Compilers use this technique when the values are densely packed together (not necessarily strictly sequentially, but it has to be worth having blank fields in the table). It can also be implemented explicitly with a computed goto:

void weather_in_russia(int season) {
    static const void* table[] = {&&winter, &&spring, &&summer, &&fall};
    goto *table[season];

    winter:
        printf("Freezing\n");
        return;
    spring:
        printf("Dirty\n");
        return;
    summer:
        printf("Dry\n");
        return;
    fall:
        printf("Windy\n");
        return;
}

Switch-based code is not always straightforward for compilers to optimize, so in the context of state machines, goto statements are often used directly. The I/O-related part of glibc is full of examples.

#Dynamic Dispatch

Indirect branching is also instrumental in implementing runtime polymorphism.

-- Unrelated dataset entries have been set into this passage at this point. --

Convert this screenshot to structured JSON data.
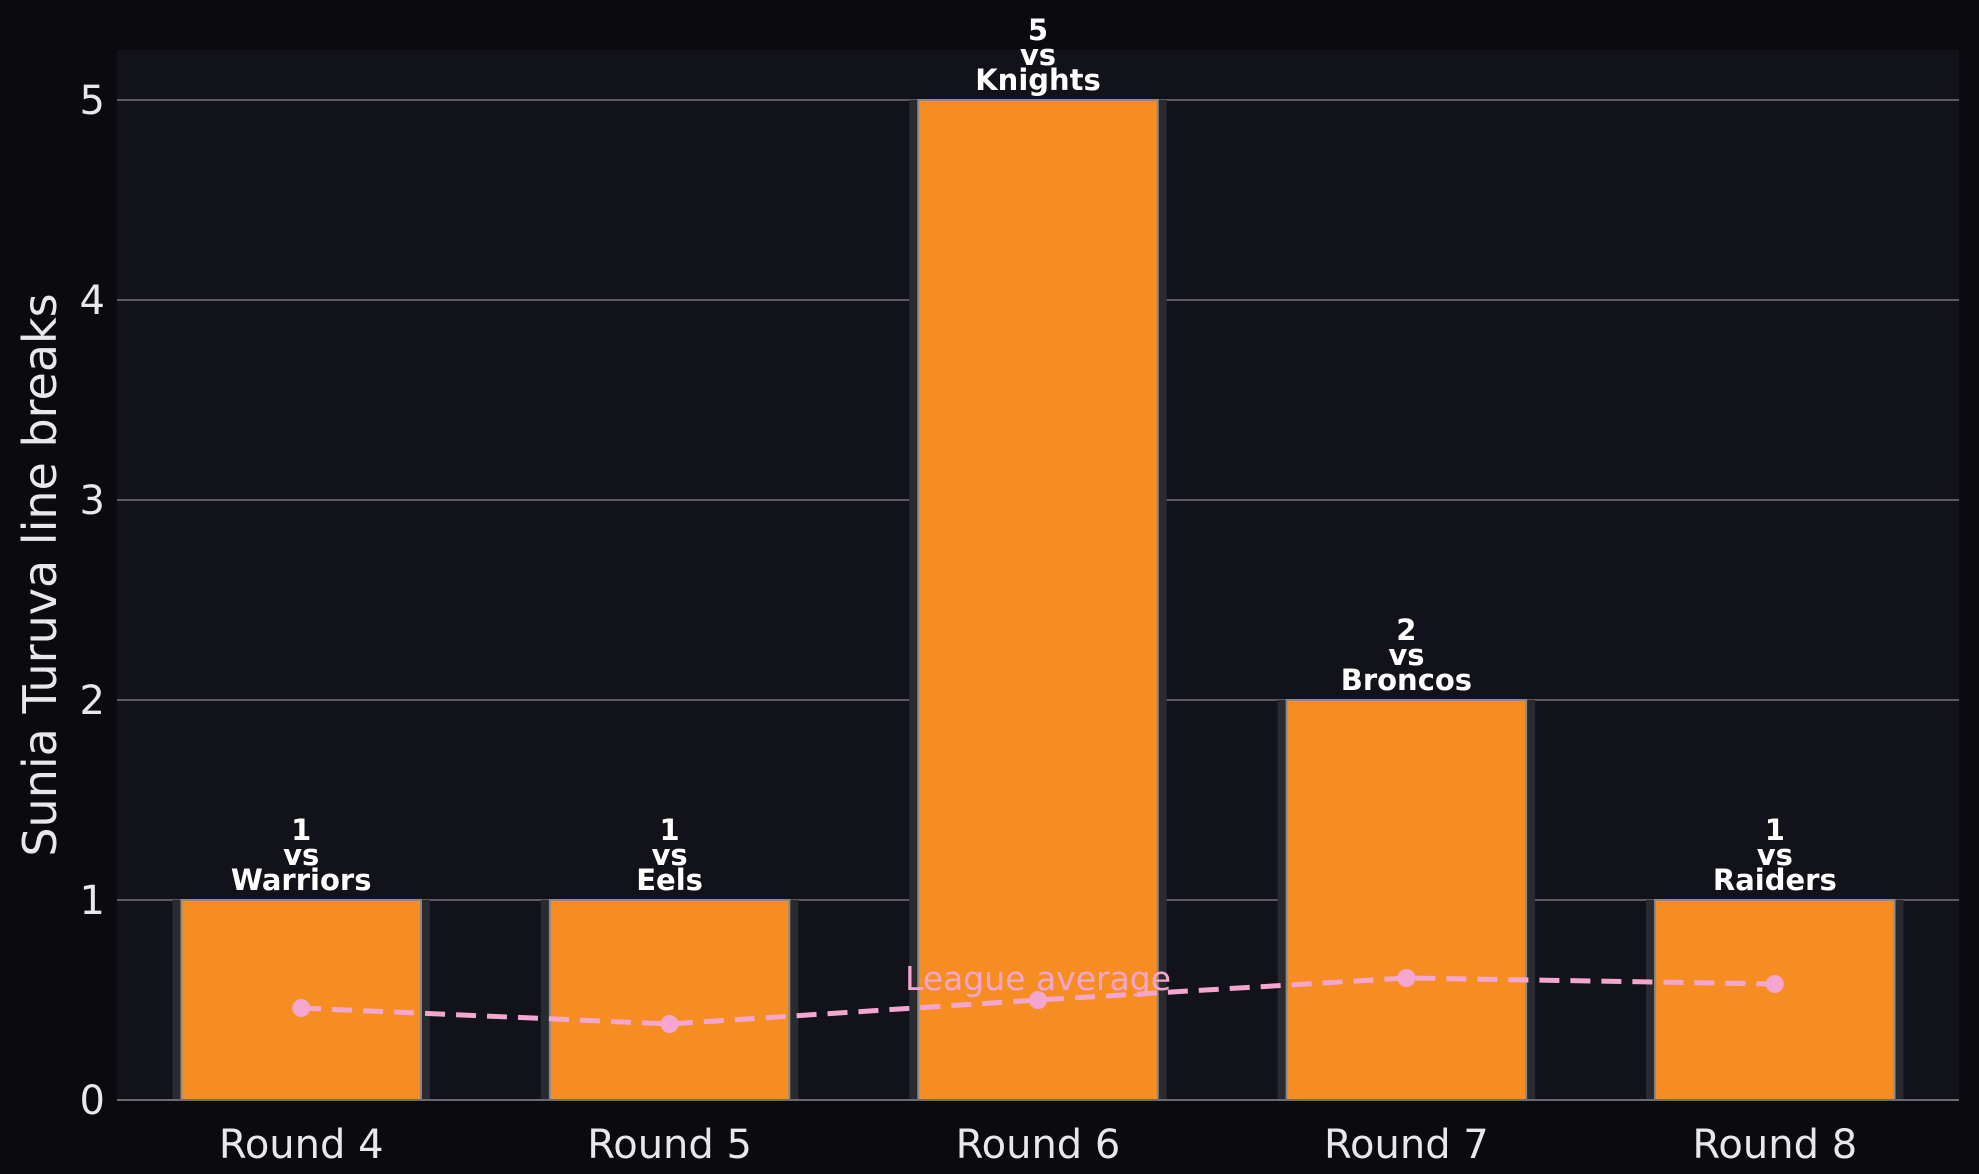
{
  "chart_data": {
    "type": "bar",
    "title": "",
    "xlabel": "",
    "ylabel": "Sunia Turuva line breaks",
    "categories": [
      "Round 4",
      "Round 5",
      "Round 6",
      "Round 7",
      "Round 8"
    ],
    "series": [
      {
        "values": [
          1,
          1,
          5,
          2,
          1
        ],
        "color": "#f68d22"
      },
      {
        "name": "League average",
        "type": "line",
        "values": [
          0.46,
          0.38,
          0.5,
          0.61,
          0.58
        ],
        "color": "#f5a6d0",
        "style": "dashed"
      }
    ],
    "bar_labels": [
      {
        "value": "1",
        "vs": "vs",
        "opponent": "Warriors"
      },
      {
        "value": "1",
        "vs": "vs",
        "opponent": "Eels"
      },
      {
        "value": "5",
        "vs": "vs",
        "opponent": "Knights"
      },
      {
        "value": "2",
        "vs": "vs",
        "opponent": "Broncos"
      },
      {
        "value": "1",
        "vs": "vs",
        "opponent": "Raiders"
      }
    ],
    "average_label": "League average",
    "yticks": [
      0,
      1,
      2,
      3,
      4,
      5
    ],
    "ylim": [
      0,
      5.25
    ],
    "grid": true,
    "colors": {
      "background": "#0b0b0f",
      "plot_background": "#12131a",
      "grid": "#5a5a60",
      "text": "#e8e8ec"
    }
  }
}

Consider the cliché example when we have an abstract class of Animal with a virtual .speak() method, and two concrete implementations: a Dog that barks and a Cat that meows:

struct Animal {
    virtual void speak() { printf("<abstract animal sound>\n");}
};

struct Dog {
    void speak() override { printf("Bark\n"); }
};

struct Cat {
    void speak() override { printf("Meow\n"); }
};

We want to create an animal and, without knowing its type in advance, call its .speak() method, which should somehow invoke the right implementation:

Dog sparkles;
Cat mittens;

Animal *catdog = (rand() & 1) ? &sparkles : &mittens;
catdog->speak();

There are many ways to implement this behavior, but C++ does it using a virtual method table.

For all concrete implementations of Animal, compiler pads all their methods (that is, their instruction sequences) so that they have the exact same length for all classes (by inserting some filler instructions after ret) and then just writes them sequentially somewhere in the instruction memory. Then it adds a run-time type information field to the structure (that is, to all its instances), which is essentially just the offset in the memory region that points to the right implementation of the virtual methods of the class.

With a virtual method call, that offset field is fetched from the instance of a structure and a normal function call is made with it, using the fact that all methods and other fields of every derived class have exactly the same offsets.

Of course, this adds some overhead:

  • You may need to spend another 15 cycles or so for the same pipeline flushing reasons as for branch misprediction.
  • The compiler most likely won’t be able to inline the function call itself.
  • Class size increases by a couple of bytes or so (this is implementation-specific).
  • The binary size itself increases a little bit.

For these reasons, runtime polymorphism is usually avoided in performance-critical applications.